Wir setzen uns seit langem mit viel Engagement für den Mädchen- und Frauenfussball ein. Dank des dreijährigen städtischen Entwicklungsprogramms Atleta von 2026 bis 2029 können wir einen durchgängigen und strukturierten Weg von den jüngsten Spielerinnen bis zu den Aktiven Frauen schaffen – mit dem Ziel, Mädchen langfristig im Fussball zu halten, ihre sportliche und persönliche Entwicklung zu fördern und sie später auch als Trainerinnen oder Schiedsrichterinnen zu gewinnen.
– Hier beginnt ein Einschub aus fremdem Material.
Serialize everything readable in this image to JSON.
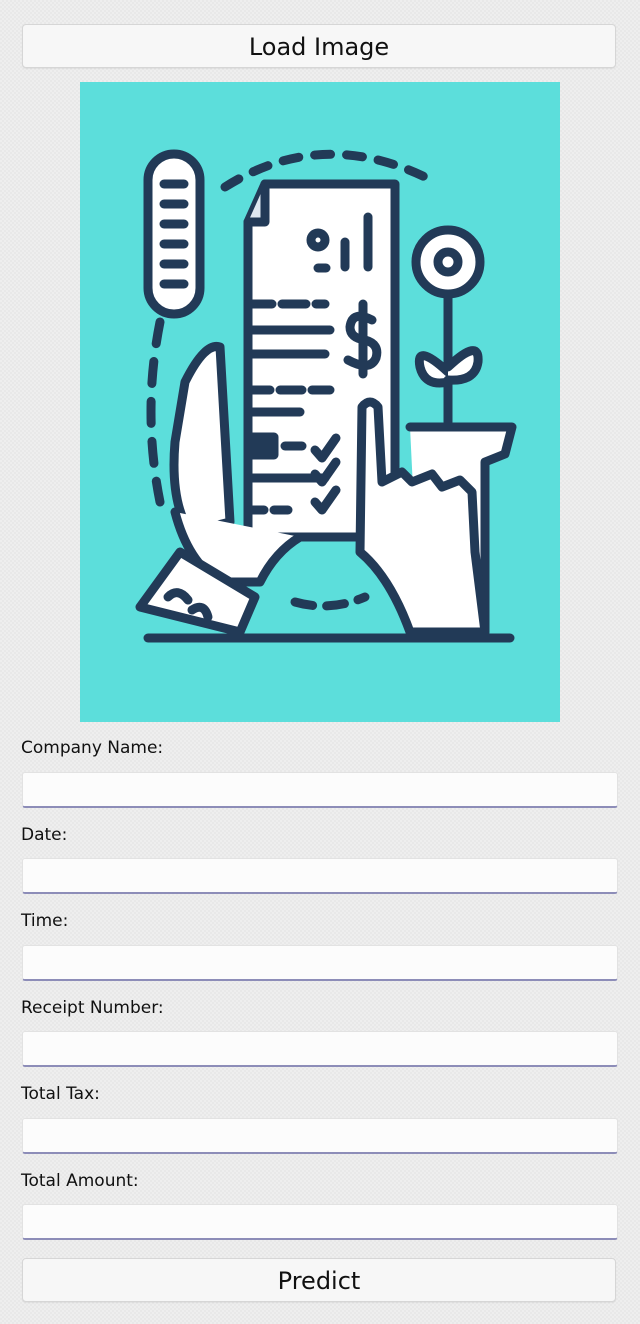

Ab der Saison 2026/27 führen wir neue Teams ein: Die E-Juniorinnen werden erstmals angeboten, die D-Juniorinnen erhalten ein zweites Team, und es wird erstmals ein B-Juniorinnen-Team geben. Mit dieser Erweiterung reagieren wir auf das wachsende Interesse am Mädchenfussball und sichern ein qualitativ hochwertiges, inklusives Vereinsumfeld für alle.


Die Ausbildung folgt einer einheitlichen Philosophie: Im Mittelpunkt stehen technische Kompetenz, spielerische Kreativität und die Förderung sozialer Fähigkeiten – immer im Wissen, dass nicht die Resultate im Vordergrund stehen. Besonderen Wert legen wir auf das Empowerment von Mädchen: Sie lernen, Verantwortung zu übernehmen, sich zu positionieren und als Vorbilder zu wirken.

Um die weibliche Präsenz im Zürcher Fussball nachhaltig zu stärken, unterstützt der Verein gezielt den Einstieg in Trainerinnen- und Schiedsrichterinnen-Ausbildungen. Teenagerinnen werden aktiv ermutigt, ihre Erfahrungen weiterzugeben und so die nächste Generation zu prägen.


Ein zentrales Element des Programms ist das wöchentliche Fördertraining am Mittwoch. Es bietet talentierten Spielerinnen aus allen Teams ein professionell begleitetes Zusatztraining – kostenlos und ohne finanzielle Belastung für die Familien. So wird sichergestellt, dass Talentförderung sozial verträglich und chancengleich bleibt.


Mit diesem ganzheitlichen Ansatz entwickeln wir in Zusammenrbeit mit der Stadt Zürich nicht allein Spielerinnen, sondern zukünftige Führungspersönlichkeiten – für den Fussball, für die Gemeinschaft und für die Zukunft.